On Oct. 2, 2008, 77-year-old retired preacher Jack Nels Gordon disappeared from his land in Costilla County, leaving behind a wife and seven children.  That same day, Gordon's neighbor, a convicted sex offender named John Fureigh, also disappeared from the area, leaving nothing behind but questions.  Did they leave together? Did they both choose to coincidentally disappear on the same day? Or did one or both of them meet with foul play that night?  The only evidence left behind was a dark stain found on the dirt driveway leading to Fureigh's home. But even that has a mystery attached — the sheriff, strapped for time in patrolling a 1,200-square-mile county — didn't test the spot to see whether it was blood, or, if so, whose.


(NOTE: Let me clarify one little detail.  Jack had seven adult offspring from previous marriages.  He "left behind" his most recent wife and two young children aged six and five at the time. )

READ ON:

What is known is this:
Fureigh was living in Costilla County under the alias John Busby. And he had a good reason for using it. He bought a 5-acre parcel in the foothills of the Sangre de Cristo mountains to escape an active warrant for his arrest out of El Paso County for failing to register as a sex offender.


MORE:

On the last day anyone saw him, Gordon announced he was headed to Luke Road and walked out to the driveway of their duplex apartment in Fort Garland, coffee cup in hand, and climbed up into his old white van. He waved good-bye to his family for the last time about 8:30 a.m.  Gordon stopped by the post office, headed south on Colorado 159, then stopped at a local mechanic's house to discuss work on the van. It was the last confirmed sighting.

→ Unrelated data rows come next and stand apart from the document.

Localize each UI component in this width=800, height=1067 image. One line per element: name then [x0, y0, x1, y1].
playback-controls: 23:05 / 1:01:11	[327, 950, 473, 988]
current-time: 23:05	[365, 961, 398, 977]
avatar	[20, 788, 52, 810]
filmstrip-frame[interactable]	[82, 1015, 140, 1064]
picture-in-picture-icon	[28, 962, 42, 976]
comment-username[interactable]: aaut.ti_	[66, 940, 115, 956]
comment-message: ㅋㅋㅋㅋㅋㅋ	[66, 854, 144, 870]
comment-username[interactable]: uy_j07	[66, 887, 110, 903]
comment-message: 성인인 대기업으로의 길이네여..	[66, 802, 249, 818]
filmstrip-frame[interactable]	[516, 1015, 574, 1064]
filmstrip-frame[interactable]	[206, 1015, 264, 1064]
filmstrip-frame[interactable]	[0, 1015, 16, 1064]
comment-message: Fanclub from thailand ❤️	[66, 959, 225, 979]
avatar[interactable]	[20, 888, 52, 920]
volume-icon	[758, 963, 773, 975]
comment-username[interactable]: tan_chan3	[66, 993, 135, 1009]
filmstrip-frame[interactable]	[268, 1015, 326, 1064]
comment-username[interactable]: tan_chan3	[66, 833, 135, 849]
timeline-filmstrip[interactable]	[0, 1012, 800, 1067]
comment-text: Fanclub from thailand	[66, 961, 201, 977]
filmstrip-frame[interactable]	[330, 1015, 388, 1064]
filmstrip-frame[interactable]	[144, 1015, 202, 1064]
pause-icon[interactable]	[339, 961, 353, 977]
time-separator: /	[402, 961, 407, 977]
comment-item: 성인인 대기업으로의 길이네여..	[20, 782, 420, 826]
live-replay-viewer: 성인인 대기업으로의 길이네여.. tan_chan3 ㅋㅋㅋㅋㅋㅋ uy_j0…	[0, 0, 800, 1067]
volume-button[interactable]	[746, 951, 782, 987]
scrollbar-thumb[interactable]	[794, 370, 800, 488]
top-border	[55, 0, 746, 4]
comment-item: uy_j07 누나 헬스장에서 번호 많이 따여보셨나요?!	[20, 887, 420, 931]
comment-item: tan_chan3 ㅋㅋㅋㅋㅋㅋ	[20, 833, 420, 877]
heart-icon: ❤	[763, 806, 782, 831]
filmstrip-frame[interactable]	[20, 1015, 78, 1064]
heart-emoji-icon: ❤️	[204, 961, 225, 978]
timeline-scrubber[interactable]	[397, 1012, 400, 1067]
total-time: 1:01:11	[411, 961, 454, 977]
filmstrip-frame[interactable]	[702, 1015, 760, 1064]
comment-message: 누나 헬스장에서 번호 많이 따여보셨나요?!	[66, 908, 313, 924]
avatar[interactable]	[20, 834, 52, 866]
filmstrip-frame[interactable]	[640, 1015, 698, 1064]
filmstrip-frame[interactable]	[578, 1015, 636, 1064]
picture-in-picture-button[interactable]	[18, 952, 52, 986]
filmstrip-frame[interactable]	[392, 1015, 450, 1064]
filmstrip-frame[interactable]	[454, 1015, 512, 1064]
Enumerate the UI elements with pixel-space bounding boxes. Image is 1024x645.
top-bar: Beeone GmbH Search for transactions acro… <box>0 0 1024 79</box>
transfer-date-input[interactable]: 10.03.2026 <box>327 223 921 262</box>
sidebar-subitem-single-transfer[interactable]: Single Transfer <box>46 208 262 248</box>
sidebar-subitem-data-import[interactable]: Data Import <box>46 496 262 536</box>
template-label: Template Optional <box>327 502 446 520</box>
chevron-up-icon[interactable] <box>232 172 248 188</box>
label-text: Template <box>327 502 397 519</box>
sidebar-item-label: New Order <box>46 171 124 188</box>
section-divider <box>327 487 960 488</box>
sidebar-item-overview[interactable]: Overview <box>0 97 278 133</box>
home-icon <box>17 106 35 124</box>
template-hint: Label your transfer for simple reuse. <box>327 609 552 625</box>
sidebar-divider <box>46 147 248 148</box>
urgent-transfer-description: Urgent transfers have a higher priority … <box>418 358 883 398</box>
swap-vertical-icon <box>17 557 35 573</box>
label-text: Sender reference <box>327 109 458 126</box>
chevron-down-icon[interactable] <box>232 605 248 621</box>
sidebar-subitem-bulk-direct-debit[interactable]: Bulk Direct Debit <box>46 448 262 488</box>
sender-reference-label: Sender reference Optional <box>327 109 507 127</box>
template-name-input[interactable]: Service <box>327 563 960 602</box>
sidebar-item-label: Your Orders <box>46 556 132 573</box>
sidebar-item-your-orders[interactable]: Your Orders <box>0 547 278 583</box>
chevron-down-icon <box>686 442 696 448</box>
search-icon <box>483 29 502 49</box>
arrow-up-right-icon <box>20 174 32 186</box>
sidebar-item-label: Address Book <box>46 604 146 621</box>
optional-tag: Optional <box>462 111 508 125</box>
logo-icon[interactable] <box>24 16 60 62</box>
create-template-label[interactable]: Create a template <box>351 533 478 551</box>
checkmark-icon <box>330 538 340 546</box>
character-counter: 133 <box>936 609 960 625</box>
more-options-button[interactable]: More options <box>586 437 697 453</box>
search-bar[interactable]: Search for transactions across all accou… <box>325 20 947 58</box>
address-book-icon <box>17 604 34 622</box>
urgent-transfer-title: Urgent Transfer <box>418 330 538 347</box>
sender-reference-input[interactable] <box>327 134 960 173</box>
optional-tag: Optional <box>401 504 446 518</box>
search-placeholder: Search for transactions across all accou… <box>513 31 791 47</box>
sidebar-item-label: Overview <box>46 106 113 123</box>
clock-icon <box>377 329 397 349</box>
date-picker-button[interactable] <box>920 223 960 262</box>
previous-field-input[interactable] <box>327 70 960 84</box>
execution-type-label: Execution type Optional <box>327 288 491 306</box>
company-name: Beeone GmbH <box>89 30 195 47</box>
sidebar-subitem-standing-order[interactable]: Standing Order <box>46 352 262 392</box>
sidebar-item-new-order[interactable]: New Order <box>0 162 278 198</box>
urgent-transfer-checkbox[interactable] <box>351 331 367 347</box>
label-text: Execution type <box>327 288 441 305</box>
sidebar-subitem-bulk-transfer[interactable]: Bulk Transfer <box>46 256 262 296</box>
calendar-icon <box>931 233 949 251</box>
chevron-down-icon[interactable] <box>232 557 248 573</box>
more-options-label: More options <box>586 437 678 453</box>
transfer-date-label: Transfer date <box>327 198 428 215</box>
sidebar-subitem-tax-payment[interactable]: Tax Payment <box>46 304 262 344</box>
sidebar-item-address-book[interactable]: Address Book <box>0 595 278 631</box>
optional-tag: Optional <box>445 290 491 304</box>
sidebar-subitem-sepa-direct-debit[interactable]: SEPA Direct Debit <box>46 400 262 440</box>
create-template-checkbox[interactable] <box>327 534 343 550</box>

Gordon also had indicated he needed to speak with Fureigh, who was helping him design a website for people living in countries with no religious freedoms. Fureigh's house, which he also built himself, was about a half mile from Gordon's home.  When Gordon didn't come home by his customary 2:30 p.m., his wife caught a ride to the house and searched for him. She found his van, but no sign of Gordon. She called the sheriff's office, but when an officer mistakenly thought she said Gordon normally came home by 2:30 a.m., a search was delayed.



Since that day, (October 2, 2008)  no trace of Jack Gordon has ever been found.  John Fureigh left his home on Luke Road the same day, never to return.  Why would he leave a home that he had spent 2 1/2 years building with his own two hands?  There have been rumored sightings of Fureigh in the hills of the Forbes Trinchera Ranches since that day, but he is not living in the area openly.   Did they leave together?  Did their paths cross on that fateful day?  Was there a confrontation of some sort between the elderly Jack Gordon and the much younger Fureigh?  Did somebody else kill Jack and Fureigh was a witness, hiding in fear for his own life?  It is a certainty that somebody knows what happened.

We have heard through the grapevine that Fureigh's mother still lives in the area.  Perhaps she knows of a way to get a message to her son, asking him to come forward and clear his name.   If either of them is reading this post, they can contact the blog administrator anonymously by e-mail at seamus_muldoon@yahoo.com  and let us know their side of the story.  Maybe there is a rational explanation for what happened.

My suspicion is that the only way we will ever know  what happened to Jack Gordon that day is if the burden of knowledge weighs so heavily on the one who knows that he can no longer bear to look in the mirror day after day.  Rather than taking that knowledge to his grave, perhaps he will feel the need to tell somebody what he knows.  Until that day, the man who killed Jack Gordon will fester in the rot of his own corruption.   Ultimately God will pass judgment, even if the local authorities do not.